Facciamo delle premesse ovvie ma necessarie: la pandemia ha colto tutti di sorpresa, cittadini e politici, è un fenomeno complesso e, spesso, complicato. La comune esposizione al rischio di contagio è resa più drammatica dalla consapevolezza crescente della limitatezza delle nostre conoscenze. Covid-19 mette emblematicamente in luce come i rischi siano non solo globali nella loro portata, ma anche imprevedibili per la loro complessità, pervasività e novità. Non abbiamo ancora certezze su quale sia la diffusione reale del virus nella popolazione, il ruolo e l’entità dei casi asintomatici, il comportamento stagionale della malattia, il grado di immunità degli esseri umani, cosa succederà quando arriverà il vaccino, o i vaccini, e se ce ne sarà in quantità sufficienti alla copertura dei vari gruppi di popolazione.
Nessuna persona, con un minimo di coscienza, vorrebbe stare al posto di chi comanda; le scelte umane, specie in politica non sono mai perfette, sempre opinabili e perfettibili; il rapporto scienza e potere ha una lunga storia di luci ed ombre, anche in questa pandemia; nei momenti di crisi si raccoglie, dal punto di vista umano e politico, scientifico e comunicativo quello che si è seminato, viene fuori il meglio o il peggio dei singoli, e anche delle istituzioni.
Questi elementi sono comuni a tutti i Paesi, sono la croce quotidiana di chi detiene il potere e deve fare scelte anche di vita o di morte, o comunque tutelare, al meglio e ovunque, la salute. Che senso ha allora scatenare ogni giorno le baruffe chiozzotte? Sui giornali, sulla tivù, in Consiglio, nei comunicati, se ne sentono di tutti i colori.
Bisogna aprire tutto. Bene i ristoranti aperti. Così il governo dimostra arroganza e incompetenza. Si mette contro i Comuni italiani. Non c’è lungimiranza nella gestione della crisi. Il governo non ha idee né soluzioni. Le scuole devono stare aperte. Non ha saputo prevedere la seconda fase.

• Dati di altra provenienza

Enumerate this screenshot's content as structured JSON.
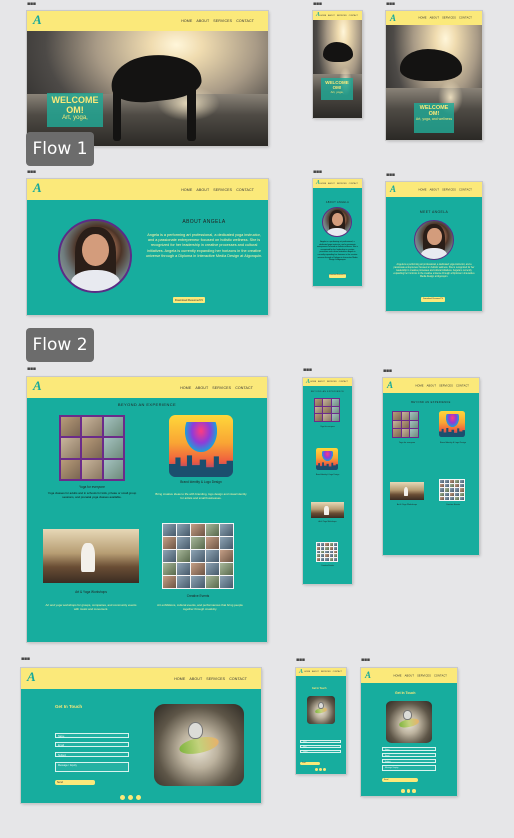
{
  "frame_label": "▪▪▪",
  "brand": {
    "logo": "A"
  },
  "nav": [
    "HOME",
    "ABOUT",
    "SERVICES",
    "CONTACT"
  ],
  "flows": {
    "flow1": "Flow 1",
    "flow2": "Flow 2"
  },
  "hero": {
    "title": "WELCOME OM!",
    "subtitle": "Art, yoga, and wellness",
    "subtitle_short": "Art, yoga,"
  },
  "about": {
    "heading": "ABOUT ANGELA",
    "heading_alt": "MEET ANGELA",
    "text": "Angela is a performing art professional, a dedicated yoga instructor, and a passionate entrepreneur focused on holistic wellness. She is recognized for her leadership in creative processes and cultural initiatives. Angela is currently expanding her horizons in the creative universe through a Diploma in Interactive Media Design at Algonquin.",
    "button": "Download Resume/CV"
  },
  "services": {
    "heading": "BEYOND AN EXPERIENCE",
    "items": [
      {
        "title": "Yoga for everyone",
        "text": "Yoga classes for adults and in schools for kids, private or small group sessions, and prenatal yoga classes available."
      },
      {
        "title": "Brand Identity & Logo Design",
        "text": "Bring creative ideas to life with branding, logo design and visual identity for artists and small businesses."
      },
      {
        "title": "Art & Yoga Workshops",
        "text": "Art and yoga workshops for groups, companies, and community events with music and movement."
      },
      {
        "title": "Creative Events",
        "text": "Art exhibitions, cultural events, and performances that bring people together through creativity."
      }
    ]
  },
  "contact": {
    "heading": "Get In Touch",
    "heading_mobile": "Get In Touch",
    "fields": [
      "Name",
      "Email",
      "Subject",
      "Message / Inquiry"
    ],
    "send": "Send"
  },
  "colors": {
    "teal": "#17ad9e",
    "yellow": "#fbe97a",
    "purple": "#5b2c86"
  }
}
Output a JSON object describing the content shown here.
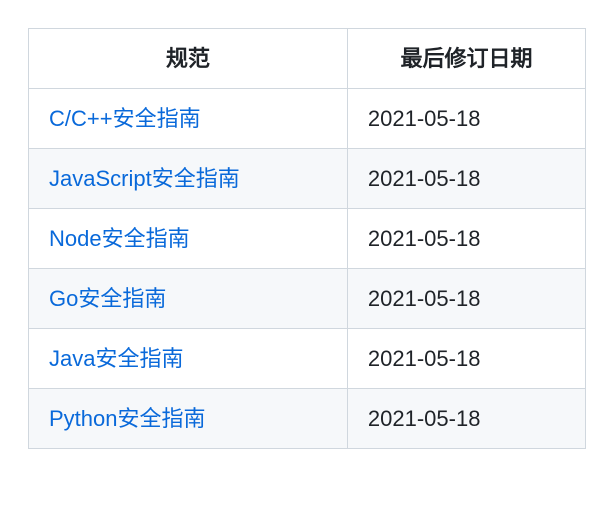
{
  "table": {
    "headers": {
      "spec": "规范",
      "date": "最后修订日期"
    },
    "rows": [
      {
        "name": "C/C++安全指南",
        "date": "2021-05-18"
      },
      {
        "name": "JavaScript安全指南",
        "date": "2021-05-18"
      },
      {
        "name": "Node安全指南",
        "date": "2021-05-18"
      },
      {
        "name": "Go安全指南",
        "date": "2021-05-18"
      },
      {
        "name": "Java安全指南",
        "date": "2021-05-18"
      },
      {
        "name": "Python安全指南",
        "date": "2021-05-18"
      }
    ]
  }
}
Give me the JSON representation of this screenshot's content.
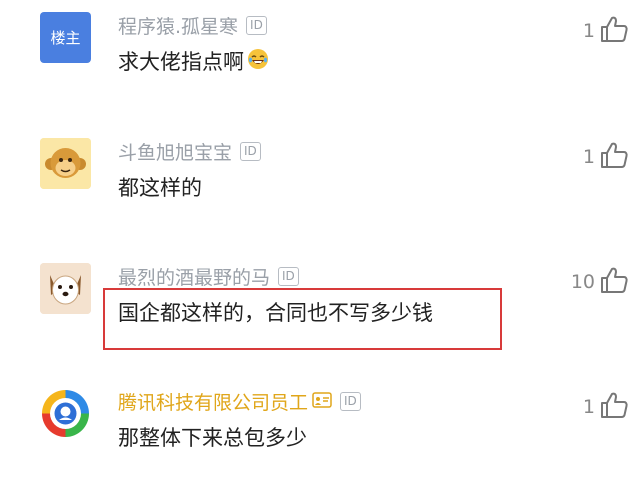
{
  "comments": [
    {
      "username": "程序猿.孤星寒",
      "avatar_label": "楼主",
      "id_badge": "ID",
      "text": "求大佬指点啊",
      "emoji": "grinning-sweat-emoji",
      "likes": "1",
      "avatar": "blue-square-owner"
    },
    {
      "username": "斗鱼旭旭宝宝",
      "id_badge": "ID",
      "text": "都这样的",
      "likes": "1",
      "avatar": "monkey-icon"
    },
    {
      "username": "最烈的酒最野的马",
      "id_badge": "ID",
      "text": "国企都这样的，合同也不写多少钱",
      "likes": "10",
      "avatar": "dog-icon",
      "highlighted": true
    },
    {
      "username": "腾讯科技有限公司员工",
      "id_badge": "ID",
      "text": "那整体下来总包多少",
      "likes": "1",
      "avatar": "tencent-news-icon",
      "verified_icon": "employee-badge-icon"
    }
  ],
  "colors": {
    "username_gray": "#9aa0a8",
    "username_gold": "#e0a61a",
    "owner_avatar": "#4a7fe0",
    "highlight": "#d83a3a"
  }
}
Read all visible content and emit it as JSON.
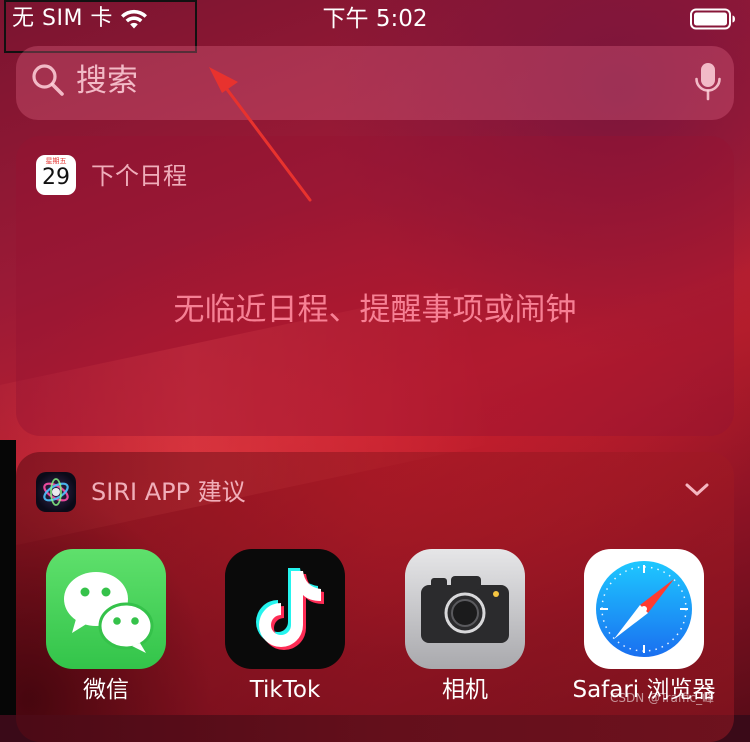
{
  "status_bar": {
    "carrier": "无 SIM 卡",
    "time": "下午 5:02",
    "wifi_icon": "wifi-icon",
    "battery_icon": "battery-icon"
  },
  "search": {
    "placeholder": "搜索",
    "icon": "search-icon",
    "mic_icon": "mic-icon"
  },
  "calendar_widget": {
    "icon_weekday": "星期五",
    "icon_day": "29",
    "title": "下个日程",
    "empty_message": "无临近日程、提醒事项或闹钟"
  },
  "siri_widget": {
    "title": "SIRI APP 建议",
    "apps": [
      {
        "label": "微信",
        "icon": "wechat-icon"
      },
      {
        "label": "TikTok",
        "icon": "tiktok-icon"
      },
      {
        "label": "相机",
        "icon": "camera-icon"
      },
      {
        "label": "Safari 浏览器",
        "icon": "safari-icon"
      }
    ]
  },
  "watermark": "CSDN @Traffic_峰",
  "colors": {
    "wechat_green": "#4cd964",
    "tiktok_cyan": "#25f4ee",
    "tiktok_red": "#fe2c55",
    "annotation_red": "#e8322e"
  }
}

Questo è un piccolo panorama delle critiche al governo, tra le quali, quella che sormonta tutte: manca il confronto, le decisioni devono essere condivise. Già, come se si fosse in un’assemblea di condominio a far caciara per le tegole sul tetto. Le scelte forti non potranno mai essere fatte in forma assembleare, ma attraverso tempi e procedure messi a punto con tecnici e operatori di settore. Non se ne può più di questa pantomima dove i maggiori responsabili del disastro economico e istituzionale della Repubblica, oggi salgono in cattedra a pontificare. La vicenda dei fondi pensione, scoppiata ieri, ha i campanelli!
Di una cosa si è certi: l’etica (politica, nel caso) non è una chiacchiera da bar. Al bar pontificano i tifosi: si scherza, si ride e si cerca di andare avanti, nonostante i divieti; il tifo accieca e, in genere, non rende obbiettivi. Responsabilità è, certamente, la parola del momento.
È proprio questo termine a darci un indirizzo etico. C’è in essa una sequenza stringente: chi – risponde – a chi – in cosa – per quale finalità. La cultura del “piove governo ladro” non può fare valutazioni perché accusa un’entità imprecisa per tutto… persino per la pioggia. Questo approccio, non ci vuole molto a capirlo, porta a una crescita esponenziale dell’irresponsabilità di diversi cittadini e politici, quanto della diffusione del virus.
Chi comanda fa delle scelte e può essere giudicato non perché ha risolto il problema del virus ma perché, nella situazione concreta e sotto precise condizioni, ha fatto il possibile, ci si augura il meglio, con scienza e coscienza, ma certamente non ha fatto tutto e qualcosa l’ha fatta male. In questa pandemia tutti i governanti hanno sbagliato, ma non in tutto e alla stessa maniera. Trump non è la Merkel. Quindi un giudizio etico se non è ponderato non merita neanche di essere ascoltato.
La critica, si ripete spesso, deve essere costruttiva. Bene, a parte alcune nobili e rare eccezioni, sono in tanti che parlano solo per gonfiare come una mongolfiera il proprio esagerato ego. Basta guardare la valanga di comunicati, di interviste, di post sui social, con la firma di esponenti di opposizione che non si esimono di giudicare qualsiasi cosa, senza neppure ricordarsi cosa hanno detto qualche giorno prima. E senza ricordarsi che bisogna decidere per il bene della comunità, non chi ha fatto goal! La soluzione migliore è sempre frutto di collaborazione, confronto, dialogo, verifica, riservatezza e lavoro assiduo. Parole che, a leggere le cronache politiche di questi ultimi anni, solo pochi hanno dimostrato di conoscere.